Most organisations leak information online to some extent, the two pointed out. For instance, employees sharing information over insecure social networks or a system being hacked so as to sell the organisation’s data on the underground economy. Digital Shadows helps firms to mitigate and manage that risk via SearchLight – a proprietary data analysis platform that provides a single view of an organisation’s digital footprint and the profile of its attackers.
Read more about cyber security:
- Cyber due diligence: The next big thing in acquisitions and mergers
- Don’ fall into the trap of the cyber myths
- 6 ways to protect your business from data theft
The system analyses 100m information sources in 27 languages. This is then complemented with human security analyst expertise from the company’s Canary Wharf office, where it employs native language speakers. The system is designed to eliminate “false positives,” in other words where it might look as if there’s a problem even when there isn’t one, while providing security professionals with only alerts that really matter. By knowing the risks that are out there, firms can take action.

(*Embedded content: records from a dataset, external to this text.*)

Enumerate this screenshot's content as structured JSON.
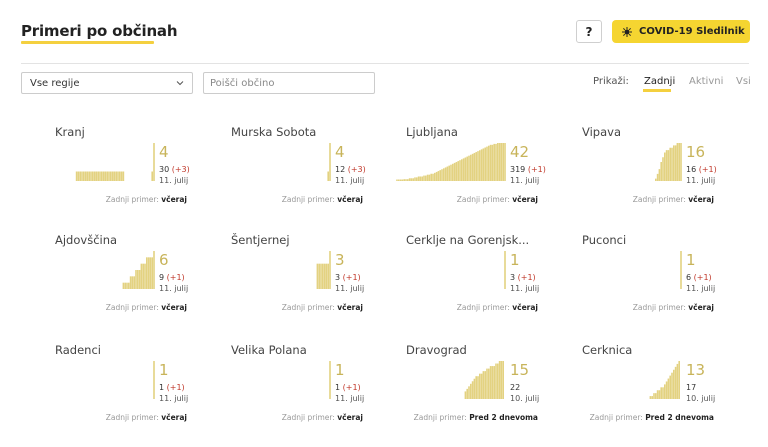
{
  "header": {
    "title": "Primeri po občinah"
  },
  "help_label": "?",
  "tracker": {
    "label": "COVID-19 Sledilnik",
    "icon": "virus-icon",
    "color": "#f5d531"
  },
  "filters": {
    "region_select": "Vse regije",
    "search_placeholder": "Poišči občino",
    "show_label": "Prikaži:",
    "options": [
      "Zadnji",
      "Aktivni",
      "Vsi"
    ],
    "active_option": "Zadnji"
  },
  "colors": {
    "bar": "#e3d281",
    "bar_strong": "#d4bf5c",
    "total": "#c8b45a",
    "delta": "#c0392b",
    "accent": "#f4d03f"
  },
  "last_case_label": "Zadnji primer:",
  "municipalities": [
    {
      "name": "Kranj",
      "total": "4",
      "cases": "30",
      "delta": "(+3)",
      "date": "11. julij",
      "last": "včeraj",
      "bars": [
        0,
        0,
        0,
        0,
        0,
        0,
        0,
        0,
        0,
        0,
        0,
        0,
        0,
        0,
        0,
        0,
        0,
        1,
        1,
        1,
        1,
        1,
        1,
        1,
        1,
        1,
        1,
        1,
        1,
        1,
        1,
        1,
        1,
        1,
        1,
        1,
        1,
        1,
        1,
        1,
        1,
        1,
        1,
        1,
        0,
        0,
        0,
        0,
        0,
        0,
        0,
        0,
        0,
        0,
        0,
        0,
        0,
        0,
        0,
        1,
        4
      ]
    },
    {
      "name": "Murska Sobota",
      "total": "4",
      "cases": "12",
      "delta": "(+3)",
      "date": "11. julij",
      "last": "včeraj",
      "bars": [
        0,
        0,
        0,
        0,
        0,
        0,
        0,
        0,
        0,
        0,
        0,
        0,
        0,
        0,
        0,
        0,
        0,
        0,
        0,
        0,
        0,
        0,
        0,
        0,
        0,
        0,
        0,
        0,
        0,
        0,
        0,
        0,
        0,
        0,
        0,
        0,
        0,
        0,
        0,
        0,
        0,
        0,
        0,
        0,
        0,
        0,
        0,
        0,
        0,
        0,
        0,
        0,
        0,
        0,
        0,
        0,
        0,
        0,
        0,
        1,
        4
      ]
    },
    {
      "name": "Ljubljana",
      "total": "42",
      "cases": "319",
      "delta": "(+1)",
      "date": "11. julij",
      "last": "včeraj",
      "bars": [
        1,
        1,
        1,
        1,
        2,
        2,
        2,
        3,
        3,
        3,
        4,
        4,
        5,
        5,
        5,
        6,
        6,
        7,
        7,
        8,
        8,
        9,
        10,
        11,
        12,
        13,
        14,
        15,
        16,
        17,
        18,
        19,
        20,
        21,
        22,
        23,
        24,
        25,
        26,
        27,
        28,
        29,
        30,
        31,
        32,
        33,
        34,
        35,
        36,
        37,
        38,
        39,
        40,
        40,
        41,
        41,
        42,
        42,
        42,
        42,
        42
      ]
    },
    {
      "name": "Vipava",
      "total": "16",
      "cases": "16",
      "delta": "(+1)",
      "date": "11. julij",
      "last": "včeraj",
      "bars": [
        0,
        0,
        0,
        0,
        0,
        0,
        0,
        0,
        0,
        0,
        0,
        0,
        0,
        0,
        0,
        0,
        0,
        0,
        0,
        0,
        0,
        0,
        0,
        0,
        0,
        0,
        0,
        0,
        0,
        0,
        0,
        0,
        0,
        0,
        0,
        0,
        0,
        0,
        0,
        0,
        0,
        0,
        0,
        0,
        0,
        0,
        1,
        3,
        5,
        8,
        10,
        12,
        13,
        13,
        14,
        14,
        15,
        15,
        16,
        16,
        16
      ]
    },
    {
      "name": "Ajdovščina",
      "total": "6",
      "cases": "9",
      "delta": "(+1)",
      "date": "11. julij",
      "last": "včeraj",
      "bars": [
        0,
        0,
        0,
        0,
        0,
        0,
        0,
        0,
        0,
        0,
        0,
        0,
        0,
        0,
        0,
        0,
        0,
        0,
        0,
        0,
        0,
        0,
        0,
        0,
        0,
        0,
        0,
        0,
        0,
        0,
        0,
        0,
        0,
        0,
        0,
        0,
        0,
        0,
        0,
        0,
        0,
        0,
        0,
        1,
        1,
        1,
        1,
        2,
        2,
        2,
        3,
        3,
        3,
        4,
        4,
        4,
        5,
        5,
        5,
        5,
        6
      ]
    },
    {
      "name": "Šentjernej",
      "total": "3",
      "cases": "3",
      "delta": "(+1)",
      "date": "11. julij",
      "last": "včeraj",
      "bars": [
        0,
        0,
        0,
        0,
        0,
        0,
        0,
        0,
        0,
        0,
        0,
        0,
        0,
        0,
        0,
        0,
        0,
        0,
        0,
        0,
        0,
        0,
        0,
        0,
        0,
        0,
        0,
        0,
        0,
        0,
        0,
        0,
        0,
        0,
        0,
        0,
        0,
        0,
        0,
        0,
        0,
        0,
        0,
        0,
        0,
        0,
        0,
        0,
        0,
        0,
        0,
        0,
        0,
        2,
        2,
        2,
        2,
        2,
        2,
        2,
        3
      ]
    },
    {
      "name": "Cerklje na Gorenjsk...",
      "total": "1",
      "cases": "3",
      "delta": "(+1)",
      "date": "11. julij",
      "last": "včeraj",
      "bars": [
        0,
        0,
        0,
        0,
        0,
        0,
        0,
        0,
        0,
        0,
        0,
        0,
        0,
        0,
        0,
        0,
        0,
        0,
        0,
        0,
        0,
        0,
        0,
        0,
        0,
        0,
        0,
        0,
        0,
        0,
        0,
        0,
        0,
        0,
        0,
        0,
        0,
        0,
        0,
        0,
        0,
        0,
        0,
        0,
        0,
        0,
        0,
        0,
        0,
        0,
        0,
        0,
        0,
        0,
        0,
        0,
        0,
        0,
        0,
        0,
        1
      ]
    },
    {
      "name": "Puconci",
      "total": "1",
      "cases": "6",
      "delta": "(+1)",
      "date": "11. julij",
      "last": "včeraj",
      "bars": [
        0,
        0,
        0,
        0,
        0,
        0,
        0,
        0,
        0,
        0,
        0,
        0,
        0,
        0,
        0,
        0,
        0,
        0,
        0,
        0,
        0,
        0,
        0,
        0,
        0,
        0,
        0,
        0,
        0,
        0,
        0,
        0,
        0,
        0,
        0,
        0,
        0,
        0,
        0,
        0,
        0,
        0,
        0,
        0,
        0,
        0,
        0,
        0,
        0,
        0,
        0,
        0,
        0,
        0,
        0,
        0,
        0,
        0,
        0,
        0,
        1
      ]
    },
    {
      "name": "Radenci",
      "total": "1",
      "cases": "1",
      "delta": "(+1)",
      "date": "11. julij",
      "last": "včeraj",
      "bars": [
        0,
        0,
        0,
        0,
        0,
        0,
        0,
        0,
        0,
        0,
        0,
        0,
        0,
        0,
        0,
        0,
        0,
        0,
        0,
        0,
        0,
        0,
        0,
        0,
        0,
        0,
        0,
        0,
        0,
        0,
        0,
        0,
        0,
        0,
        0,
        0,
        0,
        0,
        0,
        0,
        0,
        0,
        0,
        0,
        0,
        0,
        0,
        0,
        0,
        0,
        0,
        0,
        0,
        0,
        0,
        0,
        0,
        0,
        0,
        0,
        1
      ]
    },
    {
      "name": "Velika Polana",
      "total": "1",
      "cases": "1",
      "delta": "(+1)",
      "date": "11. julij",
      "last": "včeraj",
      "bars": [
        0,
        0,
        0,
        0,
        0,
        0,
        0,
        0,
        0,
        0,
        0,
        0,
        0,
        0,
        0,
        0,
        0,
        0,
        0,
        0,
        0,
        0,
        0,
        0,
        0,
        0,
        0,
        0,
        0,
        0,
        0,
        0,
        0,
        0,
        0,
        0,
        0,
        0,
        0,
        0,
        0,
        0,
        0,
        0,
        0,
        0,
        0,
        0,
        0,
        0,
        0,
        0,
        0,
        0,
        0,
        0,
        0,
        0,
        0,
        0,
        1
      ]
    },
    {
      "name": "Dravograd",
      "total": "15",
      "cases": "22",
      "delta": "",
      "date": "10. julij",
      "last": "Pred 2 dnevoma",
      "bars": [
        0,
        0,
        0,
        0,
        0,
        0,
        0,
        0,
        0,
        0,
        0,
        0,
        0,
        0,
        0,
        0,
        0,
        0,
        0,
        0,
        0,
        0,
        0,
        0,
        0,
        0,
        0,
        0,
        0,
        0,
        0,
        0,
        0,
        0,
        0,
        0,
        0,
        0,
        3,
        4,
        5,
        6,
        7,
        8,
        9,
        9,
        10,
        10,
        11,
        11,
        12,
        12,
        13,
        13,
        13,
        14,
        14,
        15,
        15,
        15,
        0
      ]
    },
    {
      "name": "Cerknica",
      "total": "13",
      "cases": "17",
      "delta": "",
      "date": "10. julij",
      "last": "Pred 2 dnevoma",
      "bars": [
        0,
        0,
        0,
        0,
        0,
        0,
        0,
        0,
        0,
        0,
        0,
        0,
        0,
        0,
        0,
        0,
        0,
        0,
        0,
        0,
        0,
        0,
        0,
        0,
        0,
        0,
        0,
        0,
        0,
        0,
        0,
        0,
        0,
        0,
        0,
        0,
        0,
        0,
        0,
        0,
        0,
        0,
        0,
        1,
        1,
        2,
        2,
        3,
        3,
        4,
        4,
        5,
        6,
        7,
        8,
        9,
        10,
        11,
        12,
        13,
        0
      ]
    }
  ]
}
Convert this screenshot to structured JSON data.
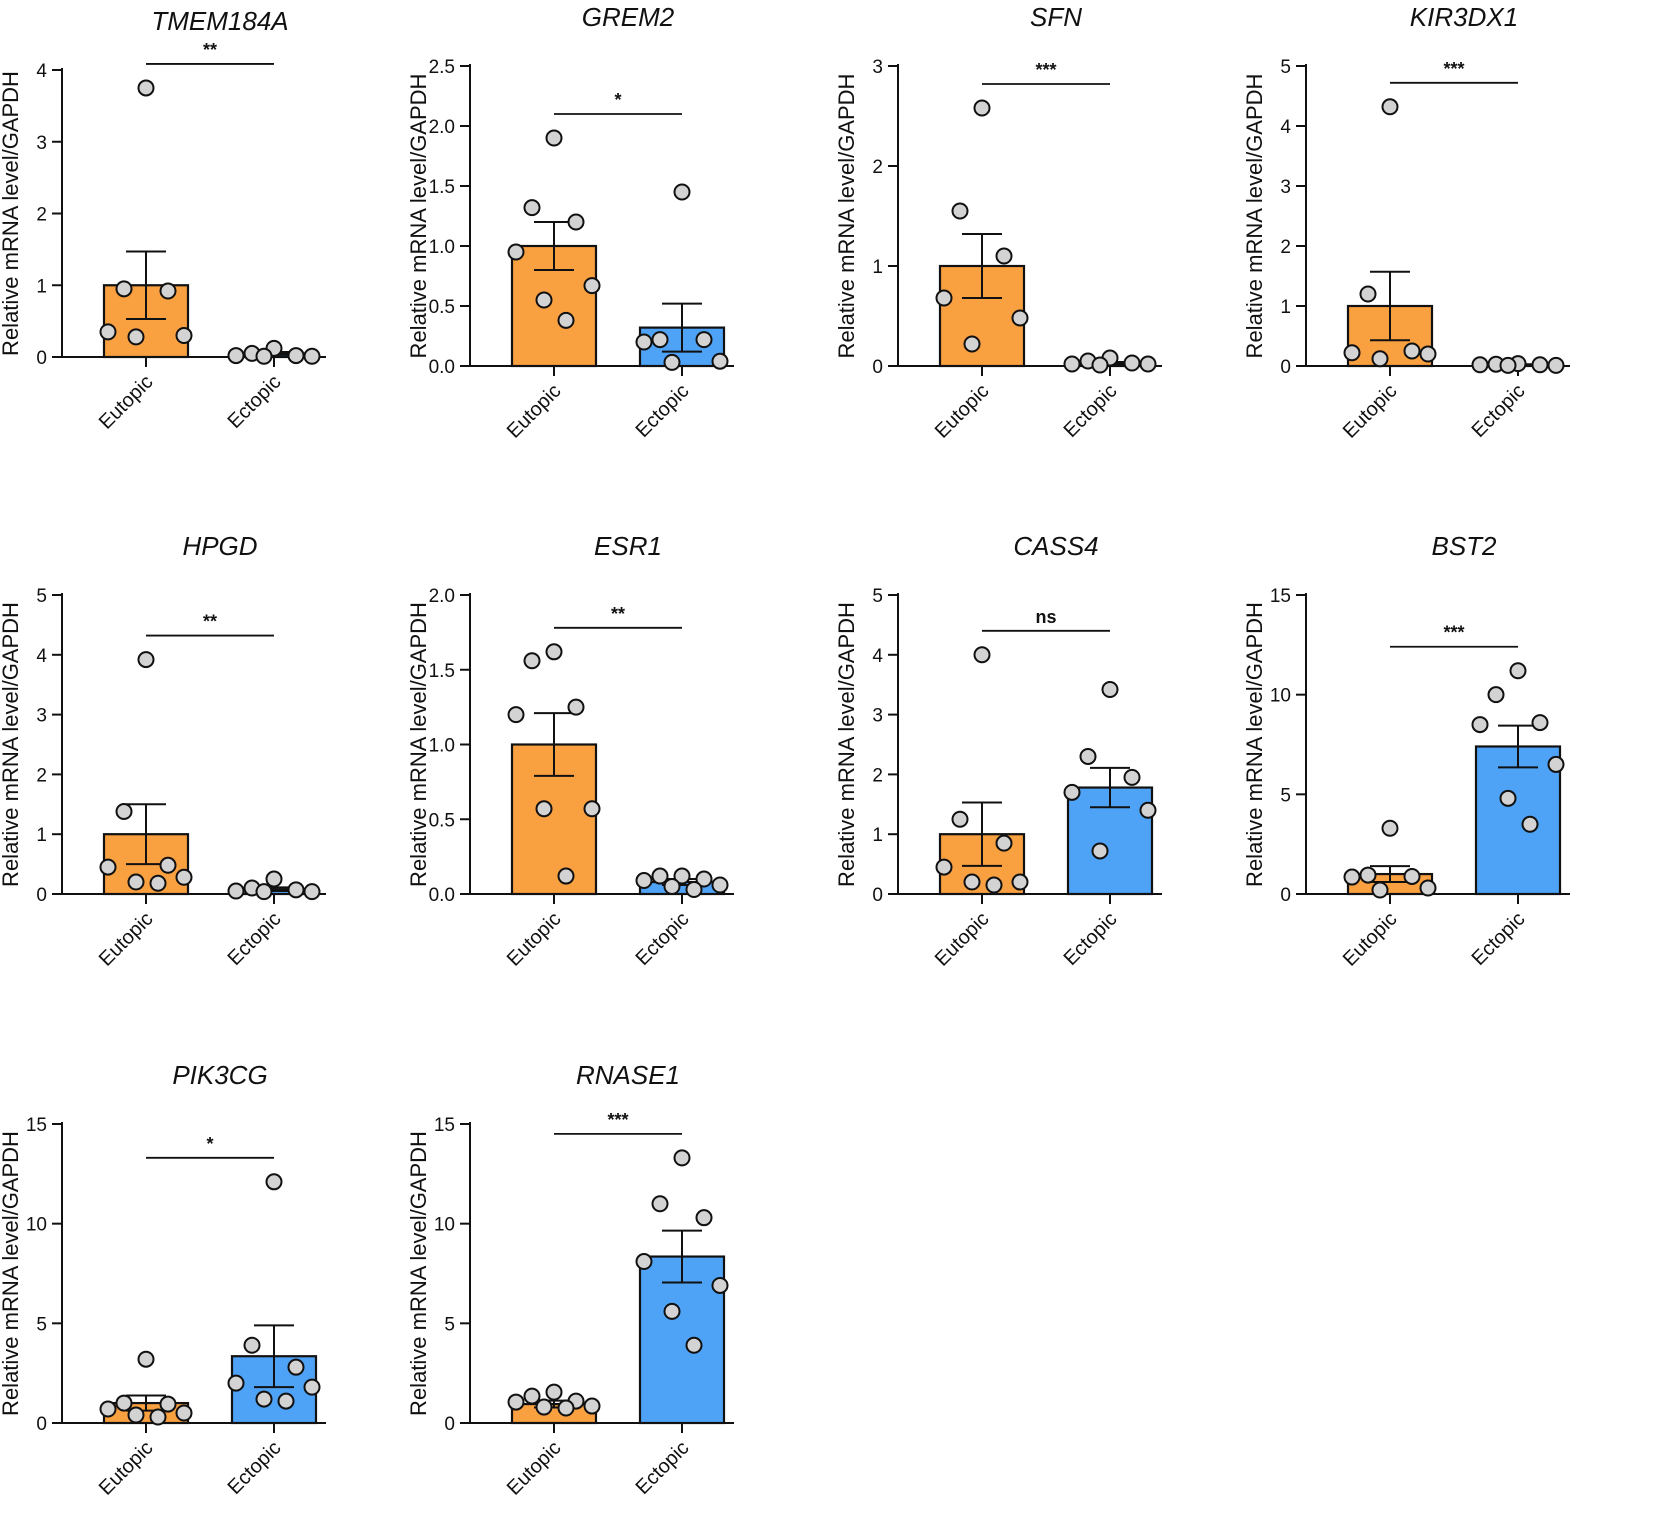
{
  "figure": {
    "y_axis_label": "Relative mRNA level/GAPDH",
    "categories": [
      "Eutopic",
      "Ectopic"
    ],
    "colors": {
      "eutopic": "#F9A040",
      "ectopic": "#4FA3F7",
      "point_fill": "#D3D3D3",
      "ink": "#111111"
    }
  },
  "chart_data": [
    {
      "type": "bar",
      "title": "TMEM184A",
      "ylabel": "Relative mRNA level/GAPDH",
      "categories": [
        "Eutopic",
        "Ectopic"
      ],
      "ylim": [
        0,
        4
      ],
      "yticks": [
        0,
        1,
        2,
        3,
        4
      ],
      "ytick_labels": [
        "0",
        "1",
        "2",
        "3",
        "4"
      ],
      "values": [
        1.0,
        0.05
      ],
      "sem": [
        0.47,
        0.02
      ],
      "points": [
        [
          3.75,
          0.95,
          0.92,
          0.35,
          0.3,
          0.28
        ],
        [
          0.12,
          0.05,
          0.02,
          0.02,
          0.01,
          0.01
        ]
      ],
      "significance": "**"
    },
    {
      "type": "bar",
      "title": "GREM2",
      "ylabel": "Relative mRNA level/GAPDH",
      "categories": [
        "Eutopic",
        "Ectopic"
      ],
      "ylim": [
        0,
        2.5
      ],
      "yticks": [
        0,
        0.5,
        1,
        1.5,
        2,
        2.5
      ],
      "ytick_labels": [
        "0.0",
        "0.5",
        "1.0",
        "1.5",
        "2.0",
        "2.5"
      ],
      "values": [
        1.0,
        0.32
      ],
      "sem": [
        0.2,
        0.2
      ],
      "points": [
        [
          1.9,
          1.32,
          1.2,
          0.95,
          0.67,
          0.55,
          0.38
        ],
        [
          1.45,
          0.22,
          0.22,
          0.2,
          0.04,
          0.03
        ]
      ],
      "significance": "*"
    },
    {
      "type": "bar",
      "title": "SFN",
      "ylabel": "Relative mRNA level/GAPDH",
      "categories": [
        "Eutopic",
        "Ectopic"
      ],
      "ylim": [
        0,
        3
      ],
      "yticks": [
        0,
        1,
        2,
        3
      ],
      "ytick_labels": [
        "0",
        "1",
        "2",
        "3"
      ],
      "values": [
        1.0,
        0.03
      ],
      "sem": [
        0.32,
        0.01
      ],
      "points": [
        [
          2.58,
          1.55,
          1.1,
          0.68,
          0.48,
          0.22
        ],
        [
          0.08,
          0.05,
          0.03,
          0.02,
          0.02,
          0.01
        ]
      ],
      "significance": "***"
    },
    {
      "type": "bar",
      "title": "KIR3DX1",
      "ylabel": "Relative mRNA level/GAPDH",
      "categories": [
        "Eutopic",
        "Ectopic"
      ],
      "ylim": [
        0,
        5
      ],
      "yticks": [
        0,
        1,
        2,
        3,
        4,
        5
      ],
      "ytick_labels": [
        "0",
        "1",
        "2",
        "3",
        "4",
        "5"
      ],
      "values": [
        1.0,
        0.02
      ],
      "sem": [
        0.57,
        0.01
      ],
      "points": [
        [
          4.32,
          1.2,
          0.25,
          0.22,
          0.2,
          0.12
        ],
        [
          0.04,
          0.03,
          0.02,
          0.02,
          0.01,
          0.01
        ]
      ],
      "significance": "***"
    },
    {
      "type": "bar",
      "title": "HPGD",
      "ylabel": "Relative mRNA level/GAPDH",
      "categories": [
        "Eutopic",
        "Ectopic"
      ],
      "ylim": [
        0,
        5
      ],
      "yticks": [
        0,
        1,
        2,
        3,
        4,
        5
      ],
      "ytick_labels": [
        "0",
        "1",
        "2",
        "3",
        "4",
        "5"
      ],
      "values": [
        1.0,
        0.08
      ],
      "sem": [
        0.5,
        0.03
      ],
      "points": [
        [
          3.92,
          1.38,
          0.48,
          0.45,
          0.28,
          0.2,
          0.18
        ],
        [
          0.25,
          0.1,
          0.07,
          0.05,
          0.04,
          0.04
        ]
      ],
      "significance": "**"
    },
    {
      "type": "bar",
      "title": "ESR1",
      "ylabel": "Relative mRNA level/GAPDH",
      "categories": [
        "Eutopic",
        "Ectopic"
      ],
      "ylim": [
        0,
        2
      ],
      "yticks": [
        0,
        0.5,
        1,
        1.5,
        2
      ],
      "ytick_labels": [
        "0.0",
        "0.5",
        "1.0",
        "1.5",
        "2.0"
      ],
      "values": [
        1.0,
        0.08
      ],
      "sem": [
        0.21,
        0.02
      ],
      "points": [
        [
          1.62,
          1.56,
          1.25,
          1.2,
          0.57,
          0.57,
          0.12
        ],
        [
          0.12,
          0.12,
          0.1,
          0.09,
          0.06,
          0.05,
          0.03
        ]
      ],
      "significance": "**"
    },
    {
      "type": "bar",
      "title": "CASS4",
      "ylabel": "Relative mRNA level/GAPDH",
      "categories": [
        "Eutopic",
        "Ectopic"
      ],
      "ylim": [
        0,
        5
      ],
      "yticks": [
        0,
        1,
        2,
        3,
        4,
        5
      ],
      "ytick_labels": [
        "0",
        "1",
        "2",
        "3",
        "4",
        "5"
      ],
      "values": [
        1.0,
        1.78
      ],
      "sem": [
        0.53,
        0.33
      ],
      "points": [
        [
          4.0,
          1.25,
          0.85,
          0.45,
          0.2,
          0.2,
          0.15
        ],
        [
          3.42,
          2.3,
          1.95,
          1.7,
          1.4,
          0.72
        ]
      ],
      "significance": "ns"
    },
    {
      "type": "bar",
      "title": "BST2",
      "ylabel": "Relative mRNA level/GAPDH",
      "categories": [
        "Eutopic",
        "Ectopic"
      ],
      "ylim": [
        0,
        15
      ],
      "yticks": [
        0,
        5,
        10,
        15
      ],
      "ytick_labels": [
        "0",
        "5",
        "10",
        "15"
      ],
      "values": [
        1.0,
        7.4
      ],
      "sem": [
        0.4,
        1.05
      ],
      "points": [
        [
          3.3,
          0.95,
          0.88,
          0.85,
          0.3,
          0.2
        ],
        [
          11.2,
          10.0,
          8.6,
          8.5,
          6.5,
          4.8,
          3.5
        ]
      ],
      "significance": "***"
    },
    {
      "type": "bar",
      "title": "PIK3CG",
      "ylabel": "Relative mRNA level/GAPDH",
      "categories": [
        "Eutopic",
        "Ectopic"
      ],
      "ylim": [
        0,
        15
      ],
      "yticks": [
        0,
        5,
        10,
        15
      ],
      "ytick_labels": [
        "0",
        "5",
        "10",
        "15"
      ],
      "values": [
        1.0,
        3.35
      ],
      "sem": [
        0.38,
        1.55
      ],
      "points": [
        [
          3.2,
          1.0,
          0.95,
          0.7,
          0.5,
          0.4,
          0.3
        ],
        [
          12.1,
          3.9,
          2.8,
          2.0,
          1.8,
          1.2,
          1.1
        ]
      ],
      "significance": "*"
    },
    {
      "type": "bar",
      "title": "RNASE1",
      "ylabel": "Relative mRNA level/GAPDH",
      "categories": [
        "Eutopic",
        "Ectopic"
      ],
      "ylim": [
        0,
        15
      ],
      "yticks": [
        0,
        5,
        10,
        15
      ],
      "ytick_labels": [
        "0",
        "5",
        "10",
        "15"
      ],
      "values": [
        0.95,
        8.35
      ],
      "sem": [
        0.17,
        1.3
      ],
      "points": [
        [
          1.55,
          1.35,
          1.1,
          1.05,
          0.85,
          0.8,
          0.75
        ],
        [
          13.3,
          11.0,
          10.3,
          8.1,
          6.9,
          5.6,
          3.9
        ]
      ],
      "significance": "***"
    }
  ]
}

“I’d always worked for someone else but knew that in the right circumstances and with a good idea I’d want to run my own company – especially when I found a vision I believed in,” said Paterson. “Currently, no other company can provide ‘cyber situational awareness.’”
He and Chappell started the company with their own savings and subsequently became part of the FinTech Innovation Lab and set up on the L39 Accelerator. They’ve grown rapidly and earlier in 2015 joined David Cameron and Boris Johnson on trade missions.
“Discussing Digital Shadows with David Cameron before he met Obama felt particularly surreal but it was a great moment for the company,” said Paterson. At about this time he and Chappell also raised $8m in funding and opened an office in San Francisco – which is scaling up quickly as it becomes a transatlantic business.
The biggest challenge has been recruitment. “Finding good data scientists, cyber security professionals and developers specific to our area is tough and we are in competition with a lot of other organisations for the best talent,” he said. “Managing across five time zones with eight hour differences is hard but manageable with the latest remote working tools.”
Digital Shadows are pursuing what they describe as “a high growth strategy but [one that is] sensibly managed”. Paterson said: “The UK and US remain our focus for now, however longer term there is nothing to say we won’t look at other geographies. We already have clients throughout Europe and elsewhere. We may also look at other vertical sectors with a greater focus.
“Although we started off in financial services, we soon saw demand from other sectors, particularly those where guarding intellectual property is a key a focus. For instance, we are now working for a Swiss watch manufacturer, media companies, pharmaceuticals, retail and fashion providers. There is substantial opportunity for developing other vertical sectors and expanding the business that way.”
As cybercrime continues to rise and attackers become ever more sophisticated Digital Shadows has clearly tapped into a growing market.